13 October 2008

I love OOo (and how to convert odf to pdf on the command line)

In continuation of Khairil's meme for foss.my, "I love OOo!"

OpenOffice.org has been my only office suite for the past 5 years (or more?) and its extremely flexible.

Just today I learnt something new: a certain govt agency needed files in PDF because their "IT Department" just haven't gotten round to install OpenOffice.org in their machines. Its quite a few files, and I didn't fancy doing it manually.

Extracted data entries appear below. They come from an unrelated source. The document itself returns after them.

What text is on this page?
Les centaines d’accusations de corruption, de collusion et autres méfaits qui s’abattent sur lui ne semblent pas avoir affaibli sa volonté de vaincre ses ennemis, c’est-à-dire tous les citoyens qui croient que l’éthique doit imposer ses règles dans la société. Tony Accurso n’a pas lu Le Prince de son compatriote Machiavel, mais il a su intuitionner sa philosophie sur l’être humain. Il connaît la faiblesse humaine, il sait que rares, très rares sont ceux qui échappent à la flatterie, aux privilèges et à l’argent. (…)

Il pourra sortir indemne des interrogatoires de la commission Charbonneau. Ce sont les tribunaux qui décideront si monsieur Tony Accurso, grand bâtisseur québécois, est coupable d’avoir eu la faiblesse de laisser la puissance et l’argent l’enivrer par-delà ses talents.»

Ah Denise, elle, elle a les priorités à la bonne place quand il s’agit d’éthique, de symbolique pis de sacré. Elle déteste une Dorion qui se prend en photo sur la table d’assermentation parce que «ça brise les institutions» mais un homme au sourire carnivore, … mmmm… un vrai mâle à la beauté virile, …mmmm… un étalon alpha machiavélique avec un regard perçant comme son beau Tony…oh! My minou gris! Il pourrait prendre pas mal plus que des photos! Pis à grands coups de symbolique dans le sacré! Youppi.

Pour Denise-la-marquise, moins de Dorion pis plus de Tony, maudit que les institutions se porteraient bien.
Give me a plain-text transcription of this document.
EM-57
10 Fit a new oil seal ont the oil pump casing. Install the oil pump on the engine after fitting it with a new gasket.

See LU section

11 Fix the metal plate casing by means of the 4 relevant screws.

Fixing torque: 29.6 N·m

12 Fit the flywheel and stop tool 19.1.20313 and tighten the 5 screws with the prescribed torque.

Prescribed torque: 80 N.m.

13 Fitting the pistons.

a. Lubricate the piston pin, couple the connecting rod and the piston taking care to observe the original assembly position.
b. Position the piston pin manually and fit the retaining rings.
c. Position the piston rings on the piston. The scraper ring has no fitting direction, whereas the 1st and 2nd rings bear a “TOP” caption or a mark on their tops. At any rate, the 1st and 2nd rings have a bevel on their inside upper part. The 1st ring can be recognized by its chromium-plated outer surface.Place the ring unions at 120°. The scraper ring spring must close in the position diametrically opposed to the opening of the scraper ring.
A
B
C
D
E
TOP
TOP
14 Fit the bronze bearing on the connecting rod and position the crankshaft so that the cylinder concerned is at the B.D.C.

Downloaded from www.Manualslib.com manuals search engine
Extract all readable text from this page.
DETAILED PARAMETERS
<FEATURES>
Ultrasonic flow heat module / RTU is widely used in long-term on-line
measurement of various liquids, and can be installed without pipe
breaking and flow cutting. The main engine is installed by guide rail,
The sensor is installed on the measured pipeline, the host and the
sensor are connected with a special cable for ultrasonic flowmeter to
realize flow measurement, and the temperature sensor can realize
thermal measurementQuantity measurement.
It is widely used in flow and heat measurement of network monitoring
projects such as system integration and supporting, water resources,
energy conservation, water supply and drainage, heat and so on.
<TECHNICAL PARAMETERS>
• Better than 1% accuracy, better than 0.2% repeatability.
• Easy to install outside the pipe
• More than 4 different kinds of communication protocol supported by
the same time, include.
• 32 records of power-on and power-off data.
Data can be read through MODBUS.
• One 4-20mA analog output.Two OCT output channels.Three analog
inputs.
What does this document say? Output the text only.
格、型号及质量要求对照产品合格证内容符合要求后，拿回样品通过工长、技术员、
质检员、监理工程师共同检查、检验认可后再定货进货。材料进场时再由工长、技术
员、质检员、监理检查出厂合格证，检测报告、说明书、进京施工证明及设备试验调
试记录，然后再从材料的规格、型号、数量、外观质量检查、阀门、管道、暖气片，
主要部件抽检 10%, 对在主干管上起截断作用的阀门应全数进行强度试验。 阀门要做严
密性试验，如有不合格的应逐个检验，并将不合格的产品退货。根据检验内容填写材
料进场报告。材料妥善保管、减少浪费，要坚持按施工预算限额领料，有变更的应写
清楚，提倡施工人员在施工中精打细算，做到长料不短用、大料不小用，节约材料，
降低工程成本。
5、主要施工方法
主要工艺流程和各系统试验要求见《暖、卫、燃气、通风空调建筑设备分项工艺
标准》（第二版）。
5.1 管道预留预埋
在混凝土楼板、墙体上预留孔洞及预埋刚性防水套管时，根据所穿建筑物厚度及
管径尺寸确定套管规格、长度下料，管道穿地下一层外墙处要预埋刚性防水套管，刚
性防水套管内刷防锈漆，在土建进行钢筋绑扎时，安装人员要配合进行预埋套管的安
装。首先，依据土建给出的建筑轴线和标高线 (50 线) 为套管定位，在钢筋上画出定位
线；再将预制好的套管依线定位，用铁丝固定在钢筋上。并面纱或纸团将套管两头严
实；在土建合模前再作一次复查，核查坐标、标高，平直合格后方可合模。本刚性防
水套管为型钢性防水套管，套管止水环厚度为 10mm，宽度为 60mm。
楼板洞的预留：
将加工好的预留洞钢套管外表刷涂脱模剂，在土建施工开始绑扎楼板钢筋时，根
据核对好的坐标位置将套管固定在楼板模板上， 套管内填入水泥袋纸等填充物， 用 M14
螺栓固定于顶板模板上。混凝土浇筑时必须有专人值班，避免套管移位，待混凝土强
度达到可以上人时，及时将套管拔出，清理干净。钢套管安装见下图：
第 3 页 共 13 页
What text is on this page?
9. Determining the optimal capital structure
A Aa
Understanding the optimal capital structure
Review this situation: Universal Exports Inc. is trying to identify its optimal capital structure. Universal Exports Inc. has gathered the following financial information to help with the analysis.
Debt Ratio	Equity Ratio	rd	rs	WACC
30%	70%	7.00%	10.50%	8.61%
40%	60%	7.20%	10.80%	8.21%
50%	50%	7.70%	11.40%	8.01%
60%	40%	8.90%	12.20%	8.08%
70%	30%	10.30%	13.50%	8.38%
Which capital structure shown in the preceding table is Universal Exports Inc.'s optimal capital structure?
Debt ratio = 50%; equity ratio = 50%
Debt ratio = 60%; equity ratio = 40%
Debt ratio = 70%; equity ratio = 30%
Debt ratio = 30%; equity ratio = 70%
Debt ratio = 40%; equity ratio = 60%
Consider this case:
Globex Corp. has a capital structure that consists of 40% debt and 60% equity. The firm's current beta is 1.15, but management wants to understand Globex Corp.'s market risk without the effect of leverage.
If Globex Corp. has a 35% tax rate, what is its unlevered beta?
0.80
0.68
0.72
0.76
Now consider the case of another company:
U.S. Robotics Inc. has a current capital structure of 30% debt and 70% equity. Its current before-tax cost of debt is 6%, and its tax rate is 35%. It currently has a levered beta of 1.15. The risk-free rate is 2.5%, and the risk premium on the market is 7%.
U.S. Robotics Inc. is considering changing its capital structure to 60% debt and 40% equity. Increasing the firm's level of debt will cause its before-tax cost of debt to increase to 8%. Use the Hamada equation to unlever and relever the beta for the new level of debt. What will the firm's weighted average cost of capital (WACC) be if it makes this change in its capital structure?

So a quick google brought up two options: Use the Macro language, which involved copy and pasting some Basic code, or using unoconv which is a command line python script, by dag wieers. I prefer the command line, so I apt-get installed it.
#sudo apt-get install unoconv
And then running it may get you this error:
# unoconv -f pdf TC4-*.od?
Error: Unable to connect or start own listener. Aborting. javaldx: Could not find a Java Runtime Environment!
The reason is because you need to have OpenOffice.org running in the background (or in a remote server) first. Launch soffice, and run the command line again, and everything will succeed quietly.

Isn't it wonderful that a UI app can be used to convert files from the command line? Isn't it great that it can be driven from the command line with the wierd wildcards (*s and ?s). Isn't it just awesome?